La réforme des sociétés entrera en vigueur en 2019 : faut-il démarrer une entreprise maintenant ou attendre un peu?

L’année prochaine, il sera possible de créer une entreprise sans que l’entrepreneur n’ait à déposer 6 200 euros sur un compte bloqué au moment de la création. En soi, ce n’est pas forcément une raison de retarder la constitution d’une entreprise.

L’année prochaine, probablement le 1er mai 2019, le nouveau code des sociétés et des associations entrera en vigueur.
Dès lors, la société à responsabilité limitée (abrégée: SRL) deviendra la forme de société privilégiée.

Une SRL est une entité juridique dont le capital social est distinct du capital privé de l’entrepreneur. De cette façon, le fondateur peut protéger ses biens privés si sa société a des dettes.
La possibilité de protéger les actifs privés contre les créanciers de la société existe déjà, les entreprises débutantes pouvant actuellement créer une SPRL (société privée à responsabilité limitée). C’est l’équivalent de la future SRL.

Pas de capital minimum
Mais il y a une différence importante. A l’avenir, si le starter souhaite créer une SRL, il ne sera plus obligé de déposer un capital minimum. En effet, actuellement, si l’entrepreneur crée une société à responsabilité limitée, il doit s’engager à mettre un montant minimal à la disposition de la société, à savoir une somme de 18 550 euros. Sur la base de cette somme, l’entrepreneur doit verser de façon effective au moins 6 200 euros (capital minimum à libérer) sur un compte en banque au moment de la constitution de sa société. Cette somme permet à la SPRL d’effectuer ses premiers investissements ou de payer les premiers frais.
A l’avenir, pour la création d’une SRL, Il suffira au fondateur de fournir ce dont il a réellement besoin.
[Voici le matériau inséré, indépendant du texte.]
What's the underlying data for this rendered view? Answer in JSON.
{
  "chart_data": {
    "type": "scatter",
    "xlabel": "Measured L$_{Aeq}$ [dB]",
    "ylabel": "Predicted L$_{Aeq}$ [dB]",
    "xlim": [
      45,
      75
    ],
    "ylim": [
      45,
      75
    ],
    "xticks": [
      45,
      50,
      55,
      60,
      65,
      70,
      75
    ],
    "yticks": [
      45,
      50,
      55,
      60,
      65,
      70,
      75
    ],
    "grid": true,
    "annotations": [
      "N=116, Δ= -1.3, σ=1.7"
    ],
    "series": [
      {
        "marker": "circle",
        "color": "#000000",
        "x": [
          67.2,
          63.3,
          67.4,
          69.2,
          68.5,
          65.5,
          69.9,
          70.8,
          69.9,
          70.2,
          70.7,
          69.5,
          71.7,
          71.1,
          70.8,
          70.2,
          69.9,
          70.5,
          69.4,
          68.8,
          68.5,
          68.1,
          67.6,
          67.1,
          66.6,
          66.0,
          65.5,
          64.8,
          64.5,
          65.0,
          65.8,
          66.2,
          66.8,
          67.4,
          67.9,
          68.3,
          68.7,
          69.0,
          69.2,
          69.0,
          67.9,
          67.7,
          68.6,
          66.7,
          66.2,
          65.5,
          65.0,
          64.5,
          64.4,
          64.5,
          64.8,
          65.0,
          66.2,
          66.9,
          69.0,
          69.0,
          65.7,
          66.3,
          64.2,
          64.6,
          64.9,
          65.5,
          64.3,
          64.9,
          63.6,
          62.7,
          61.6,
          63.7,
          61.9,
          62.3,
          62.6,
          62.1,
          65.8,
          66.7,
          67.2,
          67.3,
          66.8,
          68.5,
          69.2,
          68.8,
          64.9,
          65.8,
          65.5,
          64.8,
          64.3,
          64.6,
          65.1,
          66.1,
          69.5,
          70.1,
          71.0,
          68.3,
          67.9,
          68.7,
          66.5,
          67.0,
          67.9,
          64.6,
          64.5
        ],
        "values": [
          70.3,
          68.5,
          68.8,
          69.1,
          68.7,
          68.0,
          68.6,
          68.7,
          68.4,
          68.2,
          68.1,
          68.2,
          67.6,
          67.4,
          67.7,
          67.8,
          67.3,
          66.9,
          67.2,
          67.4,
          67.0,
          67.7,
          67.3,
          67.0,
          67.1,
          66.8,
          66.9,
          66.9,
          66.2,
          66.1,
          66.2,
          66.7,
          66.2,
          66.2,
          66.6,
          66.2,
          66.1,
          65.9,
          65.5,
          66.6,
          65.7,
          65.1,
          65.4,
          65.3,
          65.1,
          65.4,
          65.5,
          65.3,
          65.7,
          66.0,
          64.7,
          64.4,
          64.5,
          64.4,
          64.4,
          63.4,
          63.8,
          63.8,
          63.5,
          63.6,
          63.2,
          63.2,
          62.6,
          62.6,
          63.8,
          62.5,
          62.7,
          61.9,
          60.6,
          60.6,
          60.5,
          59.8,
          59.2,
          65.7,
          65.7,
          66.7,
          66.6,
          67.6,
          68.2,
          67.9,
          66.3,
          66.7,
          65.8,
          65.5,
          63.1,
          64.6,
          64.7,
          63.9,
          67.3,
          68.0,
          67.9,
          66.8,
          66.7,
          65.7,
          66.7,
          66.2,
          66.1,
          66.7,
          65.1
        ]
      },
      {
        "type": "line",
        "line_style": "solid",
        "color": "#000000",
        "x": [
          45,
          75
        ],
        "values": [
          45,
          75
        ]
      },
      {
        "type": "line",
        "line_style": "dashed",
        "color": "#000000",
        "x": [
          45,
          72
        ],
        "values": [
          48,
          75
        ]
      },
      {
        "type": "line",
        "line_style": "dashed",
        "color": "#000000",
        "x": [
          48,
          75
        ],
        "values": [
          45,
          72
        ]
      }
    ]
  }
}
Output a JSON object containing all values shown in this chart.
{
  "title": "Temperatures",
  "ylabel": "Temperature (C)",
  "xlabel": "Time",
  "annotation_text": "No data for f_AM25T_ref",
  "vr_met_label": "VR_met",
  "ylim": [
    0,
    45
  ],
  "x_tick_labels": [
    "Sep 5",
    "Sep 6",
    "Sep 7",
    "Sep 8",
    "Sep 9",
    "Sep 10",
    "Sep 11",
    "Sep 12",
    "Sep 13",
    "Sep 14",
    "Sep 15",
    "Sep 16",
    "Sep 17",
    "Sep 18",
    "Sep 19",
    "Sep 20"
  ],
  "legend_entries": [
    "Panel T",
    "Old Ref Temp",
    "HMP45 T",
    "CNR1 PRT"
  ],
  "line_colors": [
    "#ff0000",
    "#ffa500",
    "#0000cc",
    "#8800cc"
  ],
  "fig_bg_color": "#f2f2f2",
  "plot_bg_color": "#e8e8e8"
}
En outre, il sera possible d’apporter une idée, un savoir-faire ou même du temps de travail dans une SRL au cours de l’année à venir, même s’il est souvent difficile de valoriser cet apport. Actuellement, ce n’est pas possible.
Enfin, le notaire aura plus de possibilités afin d’adapter les statuts de la société aux souhaits du fondateur. Par exemple, le fondateur peut prévoir dans les statuts que ses actions auront toujours plus de droits de vote que les actions des actionnaires ultérieurs, tels que les enfants. La nouvelle société propose beaucoup plus d’options à ceux qui créent une entreprise familiale.

Attendre ou pas?
Il peut donc être intéressant d’attendre l’entrée en vigueur des nouvelles règles lors de la création d’une entreprise. Toutefois, le seul fait de ne plus être obligé de déposer un capital minimum n’est pas une bonne raison de retarder la création de sa société pour autant.
En effet, la création d’une entreprise nécessite toujours de disposer d’un petit « matelas »  financier. A cet égard, le fondateur d’une entreprise devra toujours établir un plan financier. Plus important encore, cette obligation sera renforcée avec la réforme. Dans ce plan, l’entrepreneur doit établir une estimation des revenus et dépenses de son entreprise pour une période d’au moins deux ans après la constitution. L’entrepreneur doit bien réfléchir à la manière dont son entreprise sera en mesure de couvrir les dettes durant les deux premières années.
S’il ne fournit pas assez de fonds pour couvrir financièrement ces premières années, il risque personnellement de contracter des dettes envers sa société. Les banques auprès desquelles l’entrepreneur contracte un crédit exigeront également des garanties suffisantes avant d’accorder ce crédit. Les prêteurs préfèrent ne pas courir de risque.
C’est pourquoi la création d’une entreprise nécessitera toujours de disposer d’une réserve financière.

Rôle du notaire
Les entrepreneurs qui ont besoin de conseils et d’expertise à ce sujet peuvent s’adresser à une étude notariale. Le notaire doit par ailleurs conserver le plan financier.
Le notaire peut conseiller le starter sur la question de savoir si la création d’une société dans sa situation spécifique est souhaitable et / ou à partir de quand.

Si le fondateur est marié, le notaire tiendra compte des conséquences sur son régime matrimonial. Le notaire identifie les besoins de l’entrepreneur et rédige les statuts. Il doit par ailleurs enregistrer les statuts dans l’acte constitutif. Enfin, il s’assure de sa publication.